Pour Alicia, qui a longtemps été porte-parole d’un traitement anti-acné, c’était une décision réfléchie. «Ça m’a pris des années pour avoir une peau lisse. Je sais ce que c’est d’avoir le visage plein de boutons et de rougeurs. J’ai vécu cette période sous le regard du public. Mais, la première fois que je suis tombée enceinte (de son fils Egypt, qui a maintenant six ans), j’ai commencé à éliminer les produits laitiers de mon régime et à boire beaucoup plus d’eau. Pour ma peau, ç’a été un énorme changement. Auparavant, je me mettais aussi beaucoup de pression pour me conformer aux normes de l’industrie. Plus maintenant.»

Alicia Keys

Alicia Keys Photographe: Hallihan Kerry

LA FILLE DE FEU

Toute sa vie, Alicia a emprunté le chemin de la rébellion – mais d’une sage rébellion. Enfant unique et musicienne classique de formation, elle a été élevée par sa mère, Terria Joseph, parajuriste, dans un des quartiers les plus pauvres de Manhattan. Depuis ses premiers pas dans l’univers de la musique, elle a toujours eu une vision très claire de ce qu’elle méritait et a plusieurs fois tourné le dos à des offres qui, bien qu’alléchantes, ne correspondaient pas à ses aspirations. Adolescente, la chanteuse a même décliné une prestigieuse bourse d’études pour mieux se concentrer sur un nouveau contrat de disque. Plus tard, elle a catégoriquement refusé d’être modelée par sa maison de disques en une artiste qui ne lui ressemblait pas. Elle a d’ailleurs acheté son propre matériel d’enregistrement par refus d’être produite par quelqu’un d’autre qu’elle-même. Une décision plus qu’audacieuse, surtout en début de carrière! «On doit être fort, un peu fou et combatif pour avoir du succès dans ce monde.
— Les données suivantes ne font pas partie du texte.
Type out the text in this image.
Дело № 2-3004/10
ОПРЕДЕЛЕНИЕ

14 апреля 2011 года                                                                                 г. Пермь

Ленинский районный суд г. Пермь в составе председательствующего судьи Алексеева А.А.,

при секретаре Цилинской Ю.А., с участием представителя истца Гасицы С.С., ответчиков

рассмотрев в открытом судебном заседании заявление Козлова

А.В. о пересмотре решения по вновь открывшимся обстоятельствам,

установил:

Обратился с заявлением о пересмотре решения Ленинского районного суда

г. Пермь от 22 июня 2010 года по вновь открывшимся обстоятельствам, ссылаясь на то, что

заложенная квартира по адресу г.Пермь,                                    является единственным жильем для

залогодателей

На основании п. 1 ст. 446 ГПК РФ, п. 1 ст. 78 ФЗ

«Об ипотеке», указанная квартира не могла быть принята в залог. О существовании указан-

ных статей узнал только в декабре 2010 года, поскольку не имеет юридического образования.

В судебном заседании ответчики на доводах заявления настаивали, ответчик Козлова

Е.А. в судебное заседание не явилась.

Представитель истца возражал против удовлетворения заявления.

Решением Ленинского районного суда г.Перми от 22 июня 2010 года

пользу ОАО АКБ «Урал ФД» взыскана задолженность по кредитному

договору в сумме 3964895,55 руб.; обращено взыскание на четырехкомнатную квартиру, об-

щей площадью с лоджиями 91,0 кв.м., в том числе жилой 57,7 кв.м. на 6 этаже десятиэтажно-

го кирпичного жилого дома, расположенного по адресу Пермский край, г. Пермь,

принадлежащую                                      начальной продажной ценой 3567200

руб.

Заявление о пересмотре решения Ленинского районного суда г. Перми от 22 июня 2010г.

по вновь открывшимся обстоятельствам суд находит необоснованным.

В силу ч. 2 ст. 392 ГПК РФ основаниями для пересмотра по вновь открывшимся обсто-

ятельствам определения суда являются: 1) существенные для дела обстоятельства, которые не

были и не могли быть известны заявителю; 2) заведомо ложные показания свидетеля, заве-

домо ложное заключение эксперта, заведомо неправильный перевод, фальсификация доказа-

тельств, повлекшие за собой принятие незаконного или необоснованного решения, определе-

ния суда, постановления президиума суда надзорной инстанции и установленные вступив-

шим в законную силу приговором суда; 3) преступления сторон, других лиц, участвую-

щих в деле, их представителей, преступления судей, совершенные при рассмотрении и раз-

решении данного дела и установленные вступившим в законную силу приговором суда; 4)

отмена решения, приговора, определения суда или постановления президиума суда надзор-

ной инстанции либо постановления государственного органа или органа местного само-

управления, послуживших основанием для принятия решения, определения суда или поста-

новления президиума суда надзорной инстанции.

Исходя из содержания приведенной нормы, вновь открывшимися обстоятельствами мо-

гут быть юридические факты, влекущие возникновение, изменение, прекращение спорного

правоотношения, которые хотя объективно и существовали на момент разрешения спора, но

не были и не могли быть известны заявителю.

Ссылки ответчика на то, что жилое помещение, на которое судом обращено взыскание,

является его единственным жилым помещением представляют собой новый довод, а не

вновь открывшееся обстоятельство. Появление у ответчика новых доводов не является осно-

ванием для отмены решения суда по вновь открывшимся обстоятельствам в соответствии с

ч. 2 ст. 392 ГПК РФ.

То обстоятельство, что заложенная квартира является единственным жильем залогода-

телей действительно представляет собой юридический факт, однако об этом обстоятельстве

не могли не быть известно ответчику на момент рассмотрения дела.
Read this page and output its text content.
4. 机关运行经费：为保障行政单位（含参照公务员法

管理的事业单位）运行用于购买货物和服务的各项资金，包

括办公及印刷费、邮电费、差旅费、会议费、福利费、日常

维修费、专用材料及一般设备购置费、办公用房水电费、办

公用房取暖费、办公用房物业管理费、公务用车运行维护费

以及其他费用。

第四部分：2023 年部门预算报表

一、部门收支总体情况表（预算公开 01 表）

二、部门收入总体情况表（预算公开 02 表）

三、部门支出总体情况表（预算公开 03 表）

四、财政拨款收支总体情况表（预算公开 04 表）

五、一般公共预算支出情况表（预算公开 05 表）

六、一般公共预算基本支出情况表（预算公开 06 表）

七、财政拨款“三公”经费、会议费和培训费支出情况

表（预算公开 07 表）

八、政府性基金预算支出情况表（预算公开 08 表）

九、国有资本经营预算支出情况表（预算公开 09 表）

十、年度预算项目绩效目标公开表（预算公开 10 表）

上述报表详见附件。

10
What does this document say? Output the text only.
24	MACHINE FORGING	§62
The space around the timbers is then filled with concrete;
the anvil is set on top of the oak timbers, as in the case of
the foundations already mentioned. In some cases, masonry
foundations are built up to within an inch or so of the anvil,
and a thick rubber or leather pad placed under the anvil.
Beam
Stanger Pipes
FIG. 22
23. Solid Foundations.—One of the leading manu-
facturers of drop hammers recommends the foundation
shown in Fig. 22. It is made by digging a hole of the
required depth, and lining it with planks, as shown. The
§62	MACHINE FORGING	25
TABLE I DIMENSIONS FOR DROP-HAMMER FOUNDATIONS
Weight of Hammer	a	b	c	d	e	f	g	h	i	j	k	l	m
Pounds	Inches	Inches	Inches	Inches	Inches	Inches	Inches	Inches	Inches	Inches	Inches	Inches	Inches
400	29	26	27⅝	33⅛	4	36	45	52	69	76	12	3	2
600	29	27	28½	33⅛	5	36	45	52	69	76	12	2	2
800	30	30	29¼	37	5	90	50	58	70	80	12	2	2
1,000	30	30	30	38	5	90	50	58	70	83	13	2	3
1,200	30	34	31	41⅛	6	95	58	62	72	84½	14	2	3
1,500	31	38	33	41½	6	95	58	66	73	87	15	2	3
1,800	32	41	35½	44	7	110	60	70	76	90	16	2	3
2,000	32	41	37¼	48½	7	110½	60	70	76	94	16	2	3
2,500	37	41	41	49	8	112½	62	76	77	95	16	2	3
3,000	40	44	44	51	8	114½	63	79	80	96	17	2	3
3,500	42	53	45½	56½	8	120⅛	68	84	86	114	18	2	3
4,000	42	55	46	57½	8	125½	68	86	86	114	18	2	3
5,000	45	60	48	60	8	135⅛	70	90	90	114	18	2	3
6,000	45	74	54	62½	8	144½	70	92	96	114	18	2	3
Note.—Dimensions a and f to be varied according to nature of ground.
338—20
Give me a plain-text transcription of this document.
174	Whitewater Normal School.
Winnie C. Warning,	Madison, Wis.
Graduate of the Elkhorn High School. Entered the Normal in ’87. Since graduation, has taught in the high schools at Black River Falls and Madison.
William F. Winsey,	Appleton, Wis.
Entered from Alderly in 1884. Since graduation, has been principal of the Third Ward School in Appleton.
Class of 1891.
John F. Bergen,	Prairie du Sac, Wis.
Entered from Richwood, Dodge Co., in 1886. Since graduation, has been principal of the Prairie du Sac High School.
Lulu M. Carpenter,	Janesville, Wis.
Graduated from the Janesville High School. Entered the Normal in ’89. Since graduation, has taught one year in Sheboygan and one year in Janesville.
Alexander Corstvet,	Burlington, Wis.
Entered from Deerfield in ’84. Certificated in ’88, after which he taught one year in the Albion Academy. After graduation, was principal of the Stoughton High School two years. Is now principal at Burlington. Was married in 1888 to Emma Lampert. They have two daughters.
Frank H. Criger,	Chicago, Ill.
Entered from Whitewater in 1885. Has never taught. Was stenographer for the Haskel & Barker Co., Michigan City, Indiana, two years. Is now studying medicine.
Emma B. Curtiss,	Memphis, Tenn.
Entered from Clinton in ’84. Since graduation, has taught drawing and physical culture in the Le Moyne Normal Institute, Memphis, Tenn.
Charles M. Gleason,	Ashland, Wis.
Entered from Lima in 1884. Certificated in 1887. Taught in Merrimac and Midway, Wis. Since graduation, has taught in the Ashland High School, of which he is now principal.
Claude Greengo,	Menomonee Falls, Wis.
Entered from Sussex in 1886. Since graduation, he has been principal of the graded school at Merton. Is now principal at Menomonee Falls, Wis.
J’ai toujours su que j’avais du talent. C’est ce qui m’a per- mis d’arriver là où je suis», confie-t-elle. Elle avoue avoir travaillé tellement fort par le passé que c’en était presque maniaque. «Ma vie était complètement démente. Je passais des heures innombrables à voyager et à composer. Aujourd’hui, j’ai l’impression d’avoir atteint une vitesse de croisière qui me convient mieux. Avec le temps, j’ai réalisé que je peux aller plus loin en prenant les choses moins au sérieux, en relaxant un peu.»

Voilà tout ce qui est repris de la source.